Ein 32-jähriger Mann wurde am Dienstag vom Amtsgericht Holstebro wegen Markenrechtsverletzungen zu 20 Tagen Freiheitsstrafe auf Bewährung verurteilt. Gleichzeitig wurde sein Unternehmen, Refix ApS, zu einer Geldstrafe von 10.000 Dänischen Kronen verurteilt. Dem Urteil zufolge verkaufte das Geschäft im Zeitraum von September 2022 bis November 2024 insgesamt 409 gefälschte Apple-Produkte, darunter Kabel, Ladegeräte und Kopfhörer. Von den Vorwürfen hinsichtlich weiterer 536 Produkte wurde er jedoch freigesprochen.

Am Donnerstag erging vor dem Amtsgericht Hillerød das Urteil gegen einen 35-jährigen Mann, der zuvor drei Filialen der inzwischen insolventen Kette Topfone ApS besessen hatte. Wegen Marken- und Designrechtsverletzungen durch den Verkauf von 754 gefälschten Apple-Produkten, darunter Adapter, Kopfhörer und Kabel, zwischen Oktober 2023 und April 2024 wurde er zu 30 Tagen Freiheitsstrafe auf Bewährung verurteilt.

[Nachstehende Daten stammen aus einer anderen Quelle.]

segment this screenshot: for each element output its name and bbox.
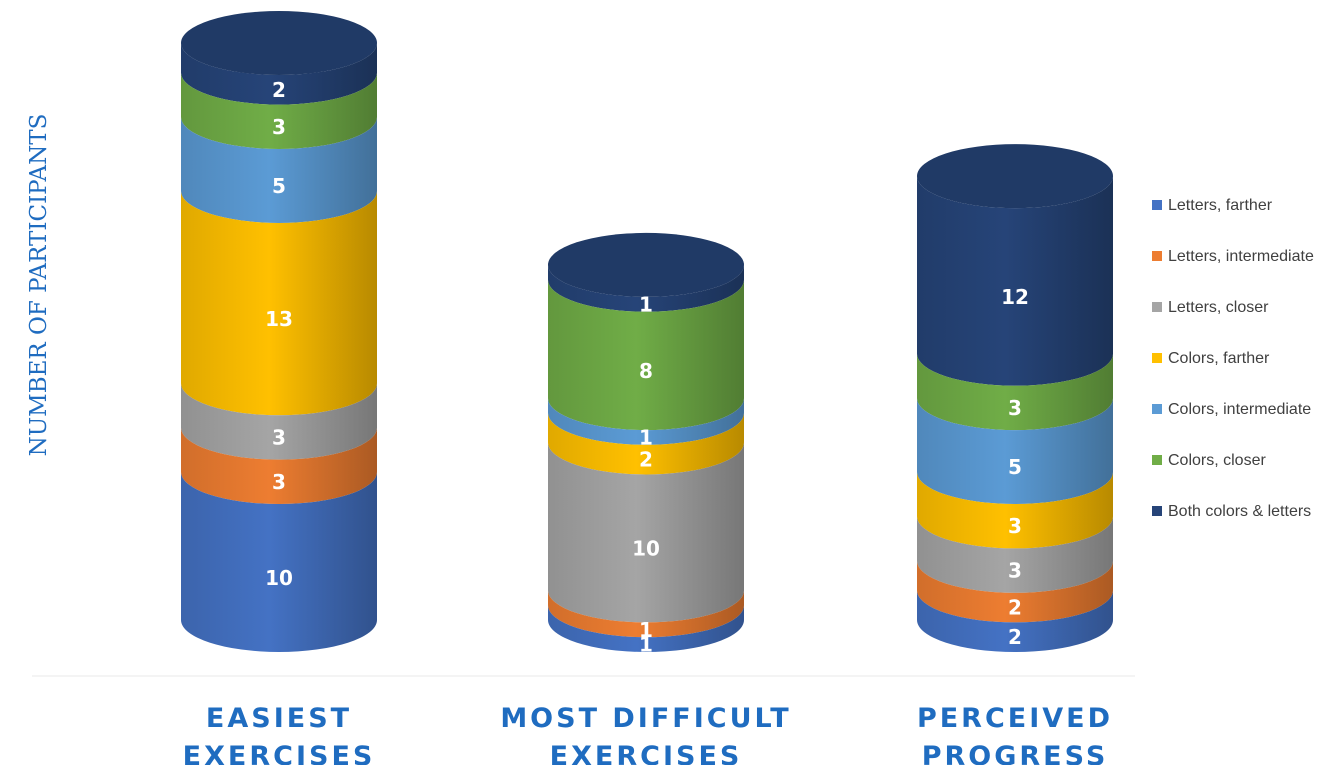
bar-segment-perceived-progress-colors-farther	[917, 472, 1113, 549]
data-label-most-difficult-exercises-both-colors-and-letters: 1	[639, 292, 653, 316]
legend: Letters, farther Letters, intermediate Let…	[1152, 197, 1314, 520]
category-label-perceived-progress-line1: PERCEIVED	[917, 703, 1113, 734]
bar-segment-easiest-exercises-both-colors-and-letters	[181, 43, 377, 105]
category-label-easiest-exercises-line1: EASIEST	[206, 703, 352, 734]
bar-segment-most-difficult-exercises-letters-closer	[548, 442, 744, 623]
bar-segment-most-difficult-exercises-letters-farther	[548, 605, 744, 652]
data-label-easiest-exercises-colors-farther: 13	[265, 307, 293, 331]
bar-segment-perceived-progress-letters-farther	[917, 590, 1113, 652]
data-label-most-difficult-exercises-colors-closer: 8	[639, 359, 653, 383]
data-label-most-difficult-exercises-colors-farther: 2	[639, 448, 653, 472]
legend-label-letters-intermediate: Letters, intermediate	[1168, 248, 1314, 265]
category-label-perceived-progress-line2: PROGRESS	[922, 741, 1109, 765]
legend-label-colors-intermediate: Colors, intermediate	[1168, 401, 1311, 418]
bar-segment-most-difficult-exercises-letters-intermediate	[548, 590, 744, 638]
cylinder-top-most-difficult-exercises	[548, 232, 744, 297]
bar-segment-most-difficult-exercises-colors-farther	[548, 412, 744, 475]
data-label-easiest-exercises-letters-closer: 3	[272, 425, 286, 449]
data-label-easiest-exercises-colors-intermediate: 5	[272, 174, 286, 198]
legend-label-colors-closer: Colors, closer	[1168, 452, 1266, 469]
legend-label-letters-farther: Letters, farther	[1168, 197, 1273, 214]
data-label-perceived-progress-letters-closer: 3	[1008, 559, 1022, 583]
cylinder-top-easiest-exercises	[181, 11, 377, 75]
legend-swatch-letters-closer	[1152, 302, 1162, 312]
data-label-easiest-exercises-letters-farther: 10	[265, 566, 293, 590]
bar-segment-most-difficult-exercises-colors-intermediate	[548, 398, 744, 445]
bar-segment-perceived-progress-both-colors-and-letters	[917, 176, 1113, 386]
cylinder-top-perceived-progress	[917, 144, 1113, 209]
bar-segment-perceived-progress-colors-closer	[917, 353, 1113, 431]
bar-segment-easiest-exercises-colors-intermediate	[181, 116, 377, 223]
category-label-most-difficult-exercises-line1: MOST DIFFICULT	[500, 703, 791, 734]
legend-swatch-letters-farther	[1152, 200, 1162, 210]
data-label-perceived-progress-letters-farther: 2	[1008, 625, 1022, 649]
data-label-most-difficult-exercises-letters-farther: 1	[639, 633, 653, 657]
legend-swatch-colors-farther	[1152, 353, 1162, 363]
bar-segment-easiest-exercises-colors-farther	[181, 190, 377, 416]
data-label-perceived-progress-letters-intermediate: 2	[1008, 596, 1022, 620]
y-axis-label: NUMBER OF PARTICIPANTS	[26, 114, 52, 457]
data-label-most-difficult-exercises-colors-intermediate: 1	[639, 425, 653, 449]
bar-segment-easiest-exercises-letters-farther	[181, 472, 377, 652]
data-label-perceived-progress-both-colors-and-letters: 12	[1001, 285, 1029, 309]
bar-segment-most-difficult-exercises-both-colors-and-letters	[548, 264, 744, 312]
legend-swatch-colors-intermediate	[1152, 404, 1162, 414]
data-label-perceived-progress-colors-intermediate: 5	[1008, 455, 1022, 479]
bar-segment-easiest-exercises-letters-intermediate	[181, 427, 377, 505]
bar-segment-perceived-progress-letters-intermediate	[917, 560, 1113, 623]
category-label-most-difficult-exercises-line2: EXERCISES	[550, 741, 743, 765]
data-label-perceived-progress-colors-closer: 3	[1008, 396, 1022, 420]
data-label-easiest-exercises-both-colors-and-letters: 2	[272, 78, 286, 102]
legend-label-letters-closer: Letters, closer	[1168, 299, 1269, 316]
bar-segment-most-difficult-exercises-colors-closer	[548, 279, 744, 431]
bar-segment-perceived-progress-letters-closer	[917, 516, 1113, 593]
data-label-most-difficult-exercises-letters-closer: 10	[632, 536, 660, 560]
data-label-easiest-exercises-letters-intermediate: 3	[272, 470, 286, 494]
bar-segment-perceived-progress-colors-intermediate	[917, 398, 1113, 505]
legend-swatch-both-colors-and-letters	[1152, 506, 1162, 516]
data-label-perceived-progress-colors-farther: 3	[1008, 514, 1022, 538]
legend-label-colors-farther: Colors, farther	[1168, 350, 1270, 367]
bar-segment-easiest-exercises-colors-closer	[181, 72, 377, 149]
bar-segment-easiest-exercises-letters-closer	[181, 383, 377, 460]
legend-label-both-colors-and-letters: Both colors & letters	[1168, 503, 1311, 520]
legend-swatch-letters-intermediate	[1152, 251, 1162, 261]
legend-swatch-colors-closer	[1152, 455, 1162, 465]
data-label-easiest-exercises-colors-closer: 3	[272, 115, 286, 139]
category-label-easiest-exercises-line2: EXERCISES	[183, 741, 376, 765]
data-label-most-difficult-exercises-letters-intermediate: 1	[639, 618, 653, 642]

Darüber hinaus muss er Apple Inc. rund 28.000 Dänische Kronen Schadenersatz zahlen.

Der Sonderstaatsanwalt Jan Østergaard von der Nationalen Einheit für Schwerkriminalität erklärte, die Urteile zeigten, dass der Verkauf gefälschter Waren ein schwerwiegender Rechtsverstoß sei, der sowohl Verbraucher als auch die Inhaber der ursprünglichen Marken treffe.